[BOUNTY - $500] Add support for quantized models with tinygrad
- The deliverable here is to be able to run existing quantized models with the tinygrad inference engine
- Bonus (+$200) bounty as an easy follow up is to add support for MLX community models: https://github.com/exo-explore/exo/issues/200
(I'm not in any way positioned to implement the quantization support, but wanted to share some notes with those planning to work on it)
background: I thought tinygrad example already has some quantization support, how hard could it be to get it over to exo :) So i copied over the int8 and nf4 code, updated the create_transformer functions etc - and indeed can see that it sort of works conceptually (tried on both llama3.1. 8B and 70B).
But a few things need to be sorted for this to be usable (and user-friendly)
-
Currently mapping partitions/shards is done at layer granularity and it seems that exo does not take into account the particular size of the layer. For large models (e.g. 70B and larger - that leads to large rounding errors and if GPU space available to the whole cluster is very tight - there are GPUs with free memory + there GPUs with memory loaded to the brim (or OOM). I had temporarily worked it around by overriding memory discovery to manually specify how much memory is available where, but this is clearly not a solution. This should also take care of the fact that applying quantization is not uniform - some layers shrink, others do not.
-
Related to above - even if quantizing models to 4 bits, the tinygrad 1st loads the model as is (with 16 bit weights) and those 16bit weights still stay in memory somehow (even though i'm not sure they are used for anything, they are not gc'ed) - so memory consumption on each host is very large: ~64GB of RAM for 24GB worth of GPU space - this doesn't change between default, int8, nf4... Possible solution here is to save quantized model and load already quntized weights (this is what llama.cpp does for ex.)
-
Indirectly related: if one has >1 GPU in a host, we need some discovery update such that one can run >2 instances including 2 on the same host. Many large GPU machines have 8 GPUs, so may need as many as 8 instances per host.
For documentation purposes, to run llama3.1 70B at NF4, i've used 3 hosts with 64GB GPU ram between them and the model fits only just. Looks like NF4 is skipping many layers etc - so even quantized 70B model is still quite large.

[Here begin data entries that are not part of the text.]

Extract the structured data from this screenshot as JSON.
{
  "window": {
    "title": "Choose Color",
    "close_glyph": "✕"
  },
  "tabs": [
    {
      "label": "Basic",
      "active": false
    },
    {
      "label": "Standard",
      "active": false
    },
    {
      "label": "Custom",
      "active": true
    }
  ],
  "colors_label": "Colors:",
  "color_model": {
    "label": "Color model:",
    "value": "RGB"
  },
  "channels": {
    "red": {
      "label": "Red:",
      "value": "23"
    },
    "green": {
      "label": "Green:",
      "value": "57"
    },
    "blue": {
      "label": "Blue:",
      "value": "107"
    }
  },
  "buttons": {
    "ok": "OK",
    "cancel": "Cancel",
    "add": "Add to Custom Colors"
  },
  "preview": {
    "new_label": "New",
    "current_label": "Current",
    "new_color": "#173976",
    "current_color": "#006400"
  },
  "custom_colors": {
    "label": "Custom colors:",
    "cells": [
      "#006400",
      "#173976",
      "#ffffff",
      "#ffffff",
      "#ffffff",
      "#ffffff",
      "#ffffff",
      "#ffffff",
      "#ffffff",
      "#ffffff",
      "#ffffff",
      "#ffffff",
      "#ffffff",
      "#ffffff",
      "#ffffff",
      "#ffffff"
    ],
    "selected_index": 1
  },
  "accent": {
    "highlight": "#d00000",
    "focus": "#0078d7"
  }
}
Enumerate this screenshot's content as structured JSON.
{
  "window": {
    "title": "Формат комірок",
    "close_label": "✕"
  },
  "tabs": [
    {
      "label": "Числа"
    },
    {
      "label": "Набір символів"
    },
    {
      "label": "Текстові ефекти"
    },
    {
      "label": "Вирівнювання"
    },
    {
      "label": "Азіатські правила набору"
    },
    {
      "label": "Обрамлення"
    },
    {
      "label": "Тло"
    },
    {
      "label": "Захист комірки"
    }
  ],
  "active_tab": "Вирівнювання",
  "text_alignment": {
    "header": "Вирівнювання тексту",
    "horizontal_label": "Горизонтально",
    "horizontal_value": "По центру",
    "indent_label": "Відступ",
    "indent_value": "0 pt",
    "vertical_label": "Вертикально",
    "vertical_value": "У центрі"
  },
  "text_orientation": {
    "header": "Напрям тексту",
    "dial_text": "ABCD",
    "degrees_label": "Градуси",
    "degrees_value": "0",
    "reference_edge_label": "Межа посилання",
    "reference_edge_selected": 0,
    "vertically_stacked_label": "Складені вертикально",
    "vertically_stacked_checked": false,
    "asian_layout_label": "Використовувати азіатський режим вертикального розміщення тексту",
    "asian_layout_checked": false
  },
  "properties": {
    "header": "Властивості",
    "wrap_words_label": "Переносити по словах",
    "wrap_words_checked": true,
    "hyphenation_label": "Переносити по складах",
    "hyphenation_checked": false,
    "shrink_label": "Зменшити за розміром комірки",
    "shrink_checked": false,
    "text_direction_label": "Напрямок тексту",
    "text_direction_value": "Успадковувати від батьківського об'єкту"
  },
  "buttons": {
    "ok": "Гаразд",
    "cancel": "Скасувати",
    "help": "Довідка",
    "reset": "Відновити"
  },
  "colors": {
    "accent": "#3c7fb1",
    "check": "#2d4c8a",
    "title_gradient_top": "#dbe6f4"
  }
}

Resulting tokens / sec was very low: at about 0.5 TPS I think (but i had to also disable JIT on tinygrad else some GPUs were throwing errors - so perhaps the performance in not representative). As reference point I'm able to get >7 tokens/sec if put 3 of these GPUs into 1 machine and run with llama.cpp). On CPU inference on same hardware is ~0.8. But again providing these numbers just for reference, performance discussion is obviosly premature at this point.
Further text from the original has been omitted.